Editor’s Letter: On wisdom and gravitas

  • Me with ace reporter, photographer and artist Andy Castillo.

Published: 9/14/2018 9:27:33 AM



A few years ago I bought my mom a tiny letterpress book of quotations called Cheerful Thoughts at Thornes. She was sick; she had Stage IV breast cancer. But even then she lived the idea that we can frame — and reframe — our own reality. And erudite pick me ups always help.

​​​​​​In the years since losing her, I’ve been looking for ways to replace the warmth and wisdom I used to rely on her for. She was so good at what Rudyard Kipling called delighting in the little things, like snuggling fat babies fresh from the bath and making her children feel good and loved no matter what kind of foolish and impractical things we pursued. She didn’t teach us how to affect global change — that wasn’t really her thing — but she did teach us how shift our own perspective.

These days I find myself wanting to hear more from people with experience and gravitas. This issue’s contributors have that — and talent — in spades:

I’m terribly proud to present Frances Crowe, Northampton’s pioneering peace activist, as the new “Friday Takeaway” columnist for Hampshire Life.
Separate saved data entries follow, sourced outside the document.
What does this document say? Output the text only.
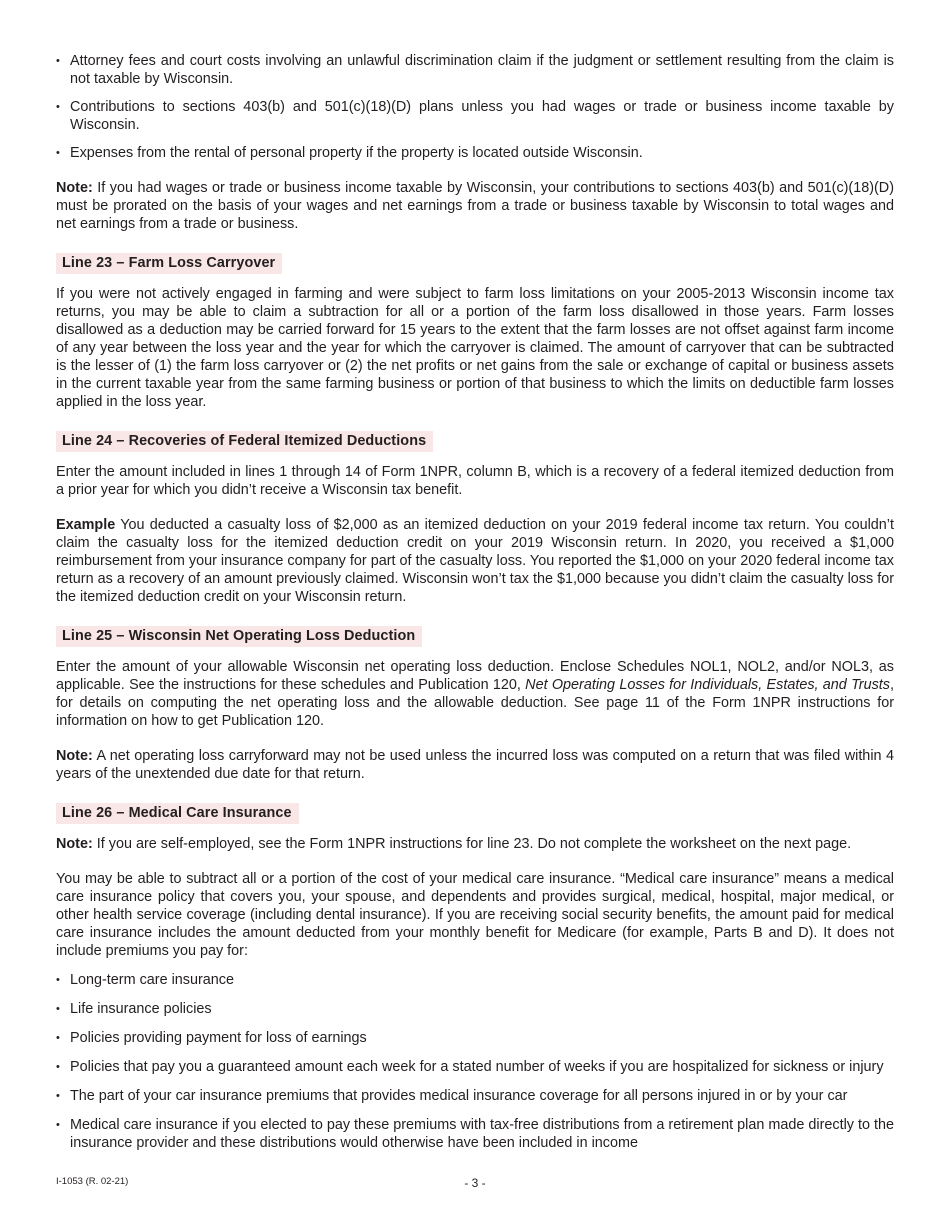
• Attorney fees and court costs involving an unlawful discrimination claim if the judgment or settlement resulting from the claim is not taxable by Wisconsin.
• Contributions to sections 403(b) and 501(c)(18)(D) plans unless you had wages or trade or business income taxable by Wisconsin.
• Expenses from the rental of personal property if the property is located outside Wisconsin.

Note: If you had wages or trade or business income taxable by Wisconsin, your contributions to sections 403(b) and 501(c)(18)(D) must be prorated on the basis of your wages and net earnings from a trade or business taxable by Wisconsin to total wages and net earnings from a trade or business.

Line 23 – Farm Loss Carryover

If you were not actively engaged in farming and were subject to farm loss limitations on your 2005-2013 Wisconsin income tax returns, you may be able to claim a subtraction for all or a portion of the farm loss disallowed in those years. Farm losses disallowed as a deduction may be carried forward for 15 years to the extent that the farm losses are not offset against farm income of any year between the loss year and the year for which the carryover is claimed. The amount of carryover that can be subtracted is the lesser of (1) the farm loss carryover or (2) the net profits or net gains from the sale or exchange of capital or business assets in the current taxable year from the same farming business or portion of that business to which the limits on deductible farm losses applied in the loss year.

Line 24 – Recoveries of Federal Itemized Deductions

Enter the amount included in lines 1 through 14 of Form 1NPR, column B, which is a recovery of a federal itemized deduction from a prior year for which you didn’t receive a Wisconsin tax benefit.

Example You deducted a casualty loss of $2,000 as an itemized deduction on your 2019 federal income tax return. You couldn’t claim the casualty loss for the itemized deduction credit on your 2019 Wisconsin return. In 2020, you received a $1,000 reimbursement from your insurance company for part of the casualty loss. You reported the $1,000 on your 2020 federal income tax return as a recovery of an amount previously claimed. Wisconsin won’t tax the $1,000 because you didn’t claim the casualty loss for the itemized deduction credit on your Wisconsin return.

Line 25 – Wisconsin Net Operating Loss Deduction

Enter the amount of your allowable Wisconsin net operating loss deduction. Enclose Schedules NOL1, NOL2, and/or NOL3, as applicable. See the instructions for these schedules and Publication 120, Net Operating Losses for Individuals, Estates, and Trusts, for details on computing the net operating loss and the allowable deduction. See page 11 of the Form 1NPR instructions for information on how to get Publication 120.

Note: A net operating loss carryforward may not be used unless the incurred loss was computed on a return that was filed within 4 years of the unextended due date for that return.

Line 26 – Medical Care Insurance

Note: If you are self-employed, see the Form 1NPR instructions for line 23. Do not complete the worksheet on the next page.

You may be able to subtract all or a portion of the cost of your medical care insurance. “Medical care insurance” means a medical care insurance policy that covers you, your spouse, and dependents and provides surgical, medical, hospital, major medical, or other health service coverage (including dental insurance). If you are receiving social security benefits, the amount paid for medical care insurance includes the amount deducted from your monthly benefit for Medicare (for example, Parts B and D). It does not include premiums you pay for:

• Long-term care insurance
• Life insurance policies
• Policies providing payment for loss of earnings
• Policies that pay you a guaranteed amount each week for a stated number of weeks if you are hospitalized for sickness or injury
• The part of your car insurance premiums that provides medical insurance coverage for all persons injured in or by your car
• Medical care insurance if you elected to pay these premiums with tax-free distributions from a retirement plan made directly to the insurance provider and these distributions would otherwise have been included in income
I-1053 (R. 02-21)	- 3 -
When I reached out to Frances to gauge her interest in writing for us regularly, I told her that I thought of the column as things that help us find meaning (or humor or beauty) in everyday life. I wanted to hear from her about lessons to live by, and was confident that other readers would, too.
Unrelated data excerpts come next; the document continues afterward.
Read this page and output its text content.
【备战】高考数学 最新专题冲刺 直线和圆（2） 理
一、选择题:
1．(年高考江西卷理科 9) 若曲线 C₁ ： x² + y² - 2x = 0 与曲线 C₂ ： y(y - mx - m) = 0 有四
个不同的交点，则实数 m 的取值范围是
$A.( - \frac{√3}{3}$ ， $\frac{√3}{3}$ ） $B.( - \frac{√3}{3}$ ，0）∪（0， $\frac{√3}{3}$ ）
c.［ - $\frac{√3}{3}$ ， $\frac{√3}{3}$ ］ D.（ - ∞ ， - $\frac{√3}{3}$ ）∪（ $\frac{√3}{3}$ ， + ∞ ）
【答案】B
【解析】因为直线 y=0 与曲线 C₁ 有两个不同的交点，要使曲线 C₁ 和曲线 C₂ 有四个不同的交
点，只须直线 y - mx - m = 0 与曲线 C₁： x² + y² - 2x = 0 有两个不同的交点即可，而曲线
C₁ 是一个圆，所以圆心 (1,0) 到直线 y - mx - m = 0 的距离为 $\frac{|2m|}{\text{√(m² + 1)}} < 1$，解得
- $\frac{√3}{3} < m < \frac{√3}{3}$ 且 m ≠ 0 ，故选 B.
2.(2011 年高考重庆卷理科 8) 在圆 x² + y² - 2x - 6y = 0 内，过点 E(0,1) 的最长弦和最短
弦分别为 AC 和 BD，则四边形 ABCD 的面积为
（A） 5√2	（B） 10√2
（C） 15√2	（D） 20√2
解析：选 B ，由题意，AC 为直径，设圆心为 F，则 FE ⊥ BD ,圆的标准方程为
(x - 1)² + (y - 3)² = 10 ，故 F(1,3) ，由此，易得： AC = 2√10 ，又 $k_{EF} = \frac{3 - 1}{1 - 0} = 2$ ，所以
She said she mentioned the idea to some friends, and they said, “It’s about time. To focus on living, instead of dying.” She shares her story of what matters on page 3.

The other ballast in this issue comes from Vinnie Ferraro, who’s taught legions of students how to frame — and reframe — global conflict and economic issues at Mount Holyoke. Vinnie  wrote the cover story on page 12. He is a first-rate raconteur — no one describes going off the gold standard better — but he’s also a dedicated gardener and exceptionally kind person.
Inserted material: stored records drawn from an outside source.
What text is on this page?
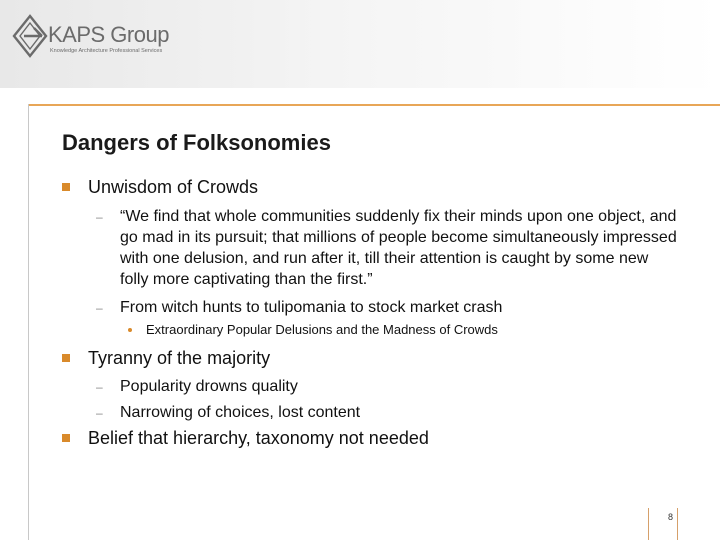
KAPS Group
Knowledge Architecture Professional Services
Dangers of Folksonomies
Unwisdom of Crowds
– “We find that whole communities suddenly fix their minds upon one object, and go mad in its pursuit; that millions of people become simultaneously impressed with one delusion, and run after it, till their attention is caught by some new folly more captivating than the first.”
– From witch hunts to tulipomania to stock market crash
Extraordinary Popular Delusions and the Madness of Crowds
Tyranny of the majority
– Popularity drowns quality
– Narrowing of choices, lost content
Belief that hierarchy, taxonomy not needed
8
As a father, he scheduled his office hours so that he’d always be home to make dinner for his sons. Now, he is a grandfather besotted with his first grandchild and full of hope that he will have the opportunity to watch her grow.

The emotion of his words is illustrated — beautifully — by staff writer Andy Castillo. I knew that Andy had all manner of talents — he regularly shoots the photographs for the stories he reports, but I was in awe when he showed me a fine pencil drawing he did of Martin Luther King, Jr. And even more in awe when he dashed off a sketch — the drawing that ultimately became this week’s cover — in 10 minutes flat.

I feel grateful to be surrounded by all this talent. After all, it is not happiness that makes us grateful, but gratefulness that makes us happy, says David Steindl-Rast. That’s a very cheerful thought.